- Born: November 13, 1956 Żurawica, Poland
- Citizenship: Poland, Australia
- Education: Warsaw University of Life Sciences (SGGW)
- Known for: Systematics and evolution of beetles
- Awards: Medal "For Merit for the Development of the Polish Entomological Society" (1998)
- Scientific career
- Fields: Coleopterology
- Workplaces: Museum and Institute of Zoology, Polish Academy of Sciences; University of Zielona Góra; Commonwealth Scientific and Industrial Research Organisation (Australia);
- Thesis: (1982)

= Stanisław Adam Ślipiński =

Polish entomologist (born 1956)

Stanisław Adam Ślipiński (born 13 November 1956) is a Polish entomologist specializing in coleopterology (the study of beetles).

==Biography==
He earned his Master of Engineering degree in 1980 from the Warsaw University of Life Sciences (SGGW). He received his Ph.D. in 1982 at the Institute of Systematics and Evolution of Animals, Polish Academy of Sciences in Kraków. In 1993 he obtained his habilitation at the University of Wrocław based on the first part of his world monograph of the Cerylonidae family. He later became director of the Museum and Institute of Zoology, Polish Academy of Sciences, where he was granted the title of professor in 2000. He also worked at the Institute of Biotechnology and Environmental Protection, University of Zielona Góra.

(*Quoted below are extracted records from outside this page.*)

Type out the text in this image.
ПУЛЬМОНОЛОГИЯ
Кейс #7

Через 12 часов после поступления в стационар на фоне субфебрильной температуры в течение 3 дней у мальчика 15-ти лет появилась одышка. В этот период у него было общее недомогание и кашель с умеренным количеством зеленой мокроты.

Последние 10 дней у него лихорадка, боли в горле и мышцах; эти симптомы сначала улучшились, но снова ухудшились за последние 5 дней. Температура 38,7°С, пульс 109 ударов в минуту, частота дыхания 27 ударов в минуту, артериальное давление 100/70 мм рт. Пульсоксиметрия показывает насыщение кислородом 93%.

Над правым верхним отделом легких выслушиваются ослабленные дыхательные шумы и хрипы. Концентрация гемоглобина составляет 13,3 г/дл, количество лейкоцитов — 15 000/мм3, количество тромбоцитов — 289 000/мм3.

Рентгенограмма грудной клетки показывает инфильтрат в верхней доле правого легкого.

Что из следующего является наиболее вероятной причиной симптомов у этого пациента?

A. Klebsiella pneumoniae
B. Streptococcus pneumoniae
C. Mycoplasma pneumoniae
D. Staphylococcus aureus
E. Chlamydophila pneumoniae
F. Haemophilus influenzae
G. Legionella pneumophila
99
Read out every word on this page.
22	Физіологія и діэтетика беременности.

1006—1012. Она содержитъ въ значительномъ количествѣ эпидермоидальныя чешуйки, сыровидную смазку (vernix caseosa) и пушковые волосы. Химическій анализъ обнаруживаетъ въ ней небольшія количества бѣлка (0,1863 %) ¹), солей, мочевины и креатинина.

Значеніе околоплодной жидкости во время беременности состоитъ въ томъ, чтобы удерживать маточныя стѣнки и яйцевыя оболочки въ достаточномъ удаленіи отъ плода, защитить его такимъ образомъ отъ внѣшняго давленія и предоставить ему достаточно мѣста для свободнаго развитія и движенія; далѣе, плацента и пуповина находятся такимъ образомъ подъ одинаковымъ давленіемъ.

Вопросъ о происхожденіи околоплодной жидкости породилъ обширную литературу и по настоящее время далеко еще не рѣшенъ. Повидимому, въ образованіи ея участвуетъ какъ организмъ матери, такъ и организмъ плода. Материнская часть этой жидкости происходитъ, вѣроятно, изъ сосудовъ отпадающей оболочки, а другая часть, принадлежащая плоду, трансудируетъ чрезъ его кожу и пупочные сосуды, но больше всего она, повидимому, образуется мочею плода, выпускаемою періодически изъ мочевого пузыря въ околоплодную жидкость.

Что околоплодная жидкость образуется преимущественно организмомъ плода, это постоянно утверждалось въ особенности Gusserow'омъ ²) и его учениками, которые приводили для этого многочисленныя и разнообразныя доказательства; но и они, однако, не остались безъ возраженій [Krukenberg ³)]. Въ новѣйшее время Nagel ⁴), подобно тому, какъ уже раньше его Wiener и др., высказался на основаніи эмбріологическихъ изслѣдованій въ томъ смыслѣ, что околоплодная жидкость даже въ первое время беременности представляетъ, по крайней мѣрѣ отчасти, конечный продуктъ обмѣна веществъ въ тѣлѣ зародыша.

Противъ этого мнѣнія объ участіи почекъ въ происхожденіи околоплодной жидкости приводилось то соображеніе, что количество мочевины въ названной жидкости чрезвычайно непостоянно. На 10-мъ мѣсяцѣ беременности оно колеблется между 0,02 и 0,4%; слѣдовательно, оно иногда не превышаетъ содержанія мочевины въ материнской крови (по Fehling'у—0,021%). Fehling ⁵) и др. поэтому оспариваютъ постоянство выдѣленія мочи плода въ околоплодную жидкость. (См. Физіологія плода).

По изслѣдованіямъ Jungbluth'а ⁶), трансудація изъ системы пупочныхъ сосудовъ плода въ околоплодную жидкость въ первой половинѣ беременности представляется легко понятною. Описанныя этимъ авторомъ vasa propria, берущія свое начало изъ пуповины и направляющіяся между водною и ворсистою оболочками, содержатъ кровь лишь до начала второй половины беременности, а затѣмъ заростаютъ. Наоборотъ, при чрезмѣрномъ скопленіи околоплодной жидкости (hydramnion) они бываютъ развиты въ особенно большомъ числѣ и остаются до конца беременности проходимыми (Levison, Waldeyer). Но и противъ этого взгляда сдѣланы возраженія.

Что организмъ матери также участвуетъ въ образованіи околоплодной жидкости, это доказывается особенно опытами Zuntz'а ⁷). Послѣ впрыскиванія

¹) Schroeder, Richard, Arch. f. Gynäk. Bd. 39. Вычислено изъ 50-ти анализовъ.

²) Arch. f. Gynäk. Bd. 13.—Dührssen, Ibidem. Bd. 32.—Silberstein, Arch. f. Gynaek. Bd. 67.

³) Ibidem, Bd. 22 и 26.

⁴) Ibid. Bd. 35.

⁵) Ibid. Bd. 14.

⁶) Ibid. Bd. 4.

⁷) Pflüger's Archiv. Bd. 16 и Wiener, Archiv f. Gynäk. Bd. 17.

Between 1995 and 2002, he was a member of the Zoological Committee of the Polish Academy of Sciences (PAN). In 1998 he received the medal "For Merit for the Development of the Polish Entomological Society". He is currently a research scientist at the Commonwealth Scientific and Industrial Research Organisation (CSIRO) in Australia.

Ślipiński is the author of over 80 original scientific publications, mainly on the systematics and evolutionary biology of beetles belonging to the superfamilies Tenebrionoidea, Cleroidea, and Coccinelloidea, especially the families Zopheridae, Cerylonidae, Coccinellidae, and Nosodendridae. He has described numerous new taxa for science, including subfamilies, genera, and species. He is also the author of four volumes in the series Keys to the Identification of Polish Insects.

==Species named in his honor==
Several beetle species have been named in his honor, including Aphanocephalus slipinskii, Baconia slipinskii, Catogenus slipinskii, Colydium slipinskii, Diodesma slipinskii, Diomus slipinskii, Eniclases slipinskii, Hong slipinskii, Hylis slipinskii, Lema slipinskii, Nosodendron slipinskii, Papuaepilachna slipinskii, Rhyzobius slipinskii, and Trichodryas slipinskii.